Over at the Washington Post, environmental blogger Brad Plumer rightly points out the social responsibility we have in the switch from old technologies (coal power) to new ones (renewables). Germany has quite a bit of experience switching coal miners to green jobs, and Craig Morris knows the German word for it: Strukturwandel, or structural change.
“What will happen to the hundreds of thousands of currently retired coal miners who still rely on [coal] companies for pensions and health benefits?” Plumer asks. The situation is a bit different in Germany, where a national pension insurance plan (Pensionssicherungsverein) ensures pension benefits after bankruptcy. But that is social policy – let’s focus here on how coal firms can avoid bankruptcy altogether by switching to renewables.
Increasingly, the mining of hard coal in Germany had to be subsidized over the past few decades as the mines went ever deeper and extraction prices rose ever higher above import prices. The result has been a switch from domestic hard coal production to coal imports, with coal miners being hit hardest. Subsidies for hard coal mining expire in Germany in 2018.
The German mining company RAG responded by installing wind turbines and solar arrays and by planting energy crops on disused sites. The coal firm co-founded montanSolar as a project developer for solar farms. In its first project, more than 3.5 megawatts was installed across seven hectares last year, and an additional 100 hectares is reportedly available for additional projects according to the developer’s website. At that rate, the firm would install more than 50 megawatts of PV in the next few years.
In 2009, RAG turned some 14,000 square meters of a former mining site closed three years earlier into a biomass center, including a cogeneration plant running on locally produced, untreated timber. What’s more, disused underground mines could be used as pump-storage facilities to store excess renewable power; the firm puts the potential in the Ruhr Area alone at up to 400-600 megawatts. RAG is thus taking steps in the right direction – and is still in business.
Today, areas like the Ruhr Area, Saarland, and Lusitania (a brown coal mining area that is now home to Germany’s four largest solar farms) continue to struggle with relatively high unemployment, but German politicians are focusing on structural change – including to renewables – to ensure that these areas remain healthy.

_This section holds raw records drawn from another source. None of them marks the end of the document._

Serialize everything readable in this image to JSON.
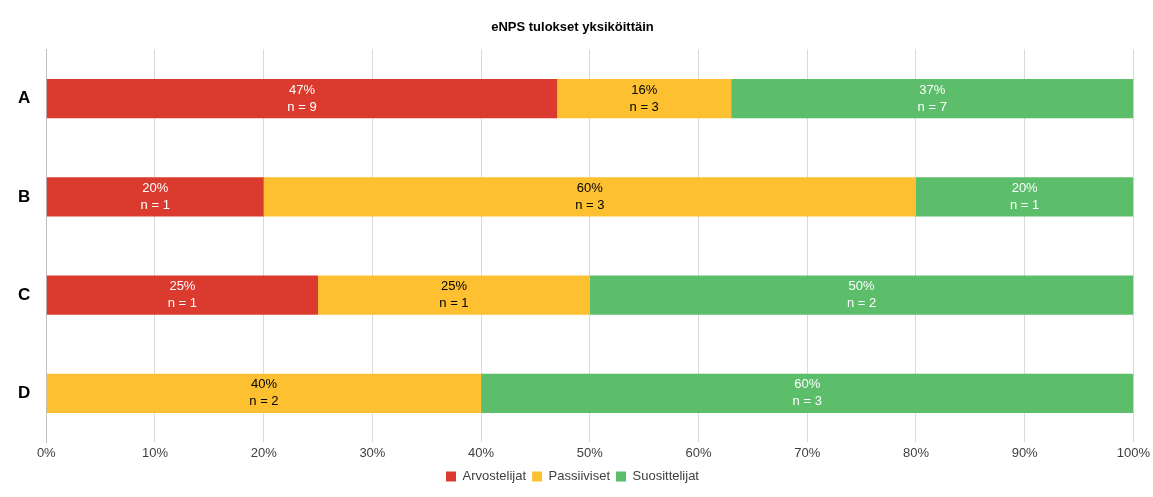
{
  "chart_data": {
    "type": "bar",
    "title": "eNPS tulokset yksiköittäin",
    "orientation": "horizontal",
    "stacked": true,
    "categories": [
      "A",
      "B",
      "C",
      "D"
    ],
    "series": [
      {
        "name": "Arvostelijat",
        "color": "#db3b2e",
        "values": [
          47,
          20,
          25,
          0
        ],
        "value_labels": [
          "47%\nn = 9",
          "20%\nn = 1",
          "25%\nn = 1",
          null
        ]
      },
      {
        "name": "Passiiviset",
        "color": "#fdc030",
        "values": [
          16,
          60,
          25,
          40
        ],
        "value_labels": [
          "16%\nn = 3",
          "60%\nn = 3",
          "25%\nn = 1",
          "40%\nn = 2"
        ]
      },
      {
        "name": "Suosittelijat",
        "color": "#5cbd6a",
        "values": [
          37,
          20,
          50,
          60
        ],
        "value_labels": [
          "37%\nn = 7",
          "20%\nn = 1",
          "50%\nn = 2",
          "60%\nn = 3"
        ]
      }
    ],
    "xlim": [
      0,
      100
    ],
    "xticks": [
      {
        "value": 0,
        "label": "0%"
      },
      {
        "value": 10,
        "label": "10%"
      },
      {
        "value": 20,
        "label": "20%"
      },
      {
        "value": 30,
        "label": "30%"
      },
      {
        "value": 40,
        "label": "40%"
      },
      {
        "value": 50,
        "label": "50%"
      },
      {
        "value": 60,
        "label": "60%"
      },
      {
        "value": 70,
        "label": "70%"
      },
      {
        "value": 80,
        "label": "80%"
      },
      {
        "value": 90,
        "label": "90%"
      },
      {
        "value": 100,
        "label": "100%"
      }
    ],
    "grid": "x",
    "legend": "bottom"
  }
}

Perhaps that is the biggest difference between Germany and the US. The American landscape is littered with ghost towns, and we have accepted the demise of such once great cities as Detroit and New Orleans as natural events.
The Ruhr Area was occupied by the French after World War I; Saarland was poised to become an independent country after World War II, but the population rejected the plan and voted to become German again in 1955; and Lusitania was in East Germany – and we saw how eager the country was to reunite after the Fall of the Wall.
Germans want to work together and don’t want any part of their country to fail. That feeling of solidarity is apparently stronger than any ideological differences over old versus new energy.